Paper is also a term that has special meaning in the mortgage industry and more specifically in the creditworthiness assessment field.
You might hear anyone involved in financing something refer to A-paper. In this case, A-paper refers to a loan with high quality characteristics.
You might also hear someone saying that a certain company “ holds the paper” or “sells the paper.” With these phrases, we are getting closer to the meaning of paper. Though it can be broadly defined and people could argue a different point, “paper” is thought of in the investment community a security, such as a bonds. In the mortgage industry, “paper” can also refer to “a mortgage note” or “promissory note.” Holding the paper then, would refer to the lender that is servicing or carrying the mortgage note.

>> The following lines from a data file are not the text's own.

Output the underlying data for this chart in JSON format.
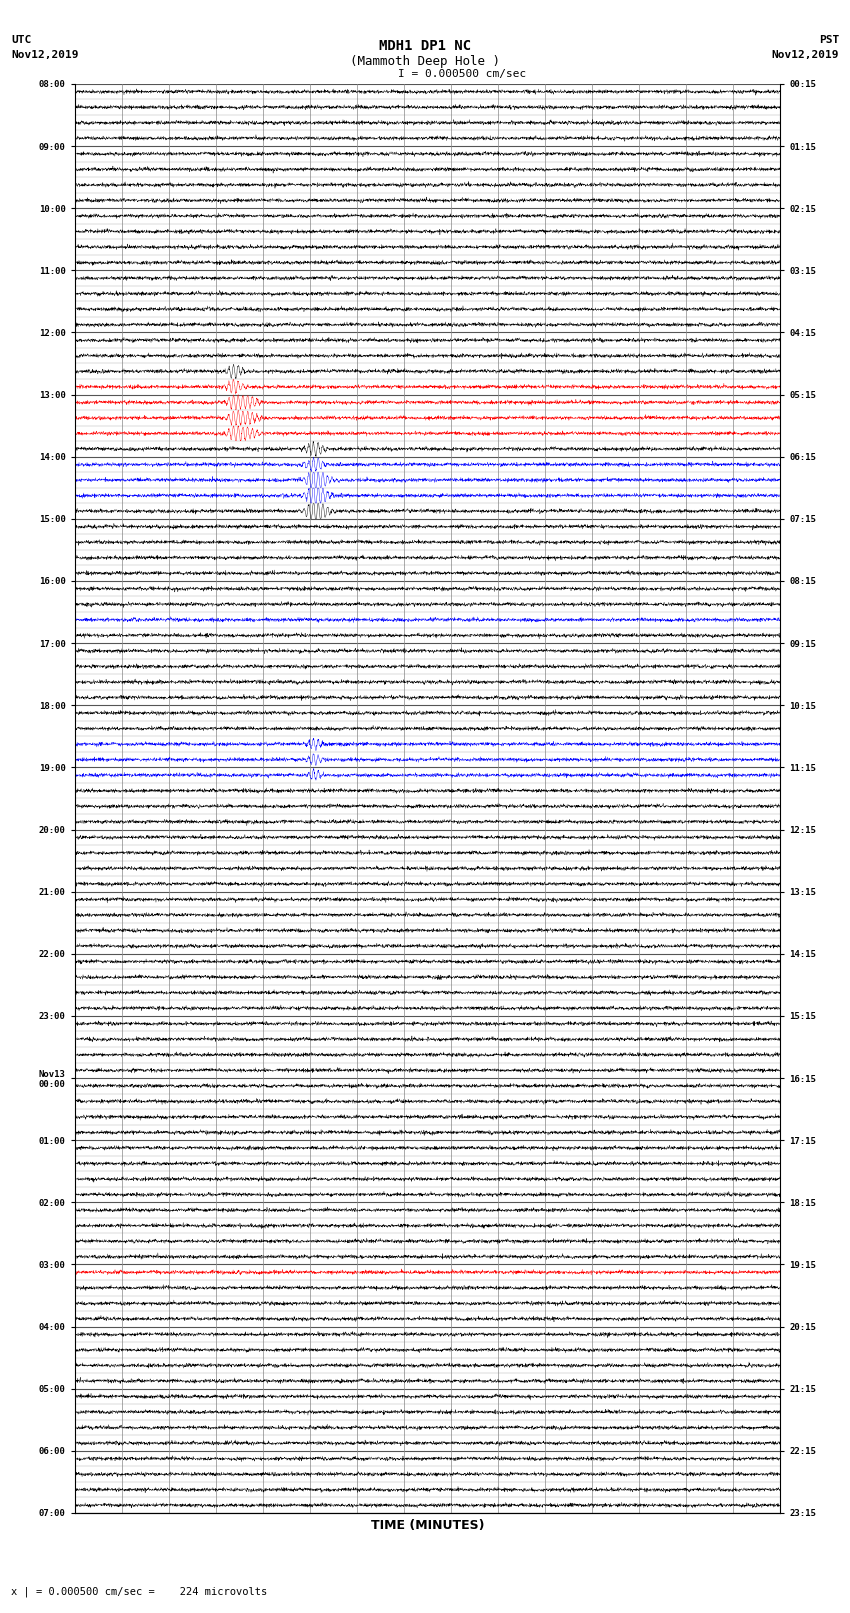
{
  "title_line1": "MDH1 DP1 NC",
  "title_line2": "(Mammoth Deep Hole )",
  "title_line3": "I = 0.000500 cm/sec",
  "left_label_line1": "UTC",
  "left_label_line2": "Nov12,2019",
  "right_label_line1": "PST",
  "right_label_line2": "Nov12,2019",
  "bottom_label": "x | = 0.000500 cm/sec =    224 microvolts",
  "xlabel": "TIME (MINUTES)",
  "num_rows": 92,
  "minutes_per_row": 15,
  "x_min": 0,
  "x_max": 15,
  "background_color": "#ffffff",
  "noise_amplitude": 0.055,
  "seed": 42,
  "events": [
    {
      "row": 20,
      "x": 3.4,
      "amp": 0.45,
      "hw": 0.12,
      "color": "red",
      "span": 2
    },
    {
      "row": 21,
      "x": 3.7,
      "amp": 0.38,
      "hw": 0.15,
      "color": "red",
      "span": 1
    },
    {
      "row": 25,
      "x": 5.1,
      "amp": 0.44,
      "hw": 0.14,
      "color": "blue",
      "span": 2
    },
    {
      "row": 26,
      "x": 5.2,
      "amp": 0.32,
      "hw": 0.18,
      "color": "blue",
      "span": 1
    },
    {
      "row": 27,
      "x": 7.1,
      "amp": 0.07,
      "hw": 0.04,
      "color": "black",
      "span": 0
    },
    {
      "row": 22,
      "x": 10.1,
      "amp": 0.04,
      "hw": 0.04,
      "color": "red",
      "span": 0
    },
    {
      "row": 34,
      "x": 1.3,
      "amp": 0.08,
      "hw": 0.04,
      "color": "blue",
      "span": 0
    },
    {
      "row": 43,
      "x": 5.1,
      "amp": 0.36,
      "hw": 0.1,
      "color": "blue",
      "span": 1
    },
    {
      "row": 76,
      "x": 3.5,
      "amp": 0.1,
      "hw": 0.06,
      "color": "red",
      "span": 0
    }
  ]
}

So because of these dual and broad definitions, “ commercial paper” in the mortgage industry could be construed to mean:
Bonds backed by commercial real estate, or
Commercial real estate notes
In essence, bonds and mortgage notes are the same thing. A group of mortgage notes is often packaged together as a bond and sold as a mortgage-backed-security.
The most widely understood and accepted definition of “commercial paper” however only relates to the mortgage industry when a mortgage company issues a particular type of bond. Commercial paper is a short term security issued by a company in order to finance short term costs or increase short term operating capital. The time frame on these bonds is short to avoid SEC regulation (9 months usually), the return is low, but so is the risk.
It’s basically a way for large companies to borrower money from other large companies without actually borrowing it in a conventional sense, but rather by selling a short term security. The denominations are high, so it is only really accessible to investors through the money market.
In the mortgage industry, asset-backed commercial paper allows large companies to issue commercial paper in order to free up liquidity to do more business. The problem of late with the mortgage meltdown and ratings agencies downgrading asset-backed commercial paper comprised largely of home loans is that the demand for it is plummeting and if it can’t be sold, this is what creates the “ credit crunch” which inhibits these large banks from doing business as usual.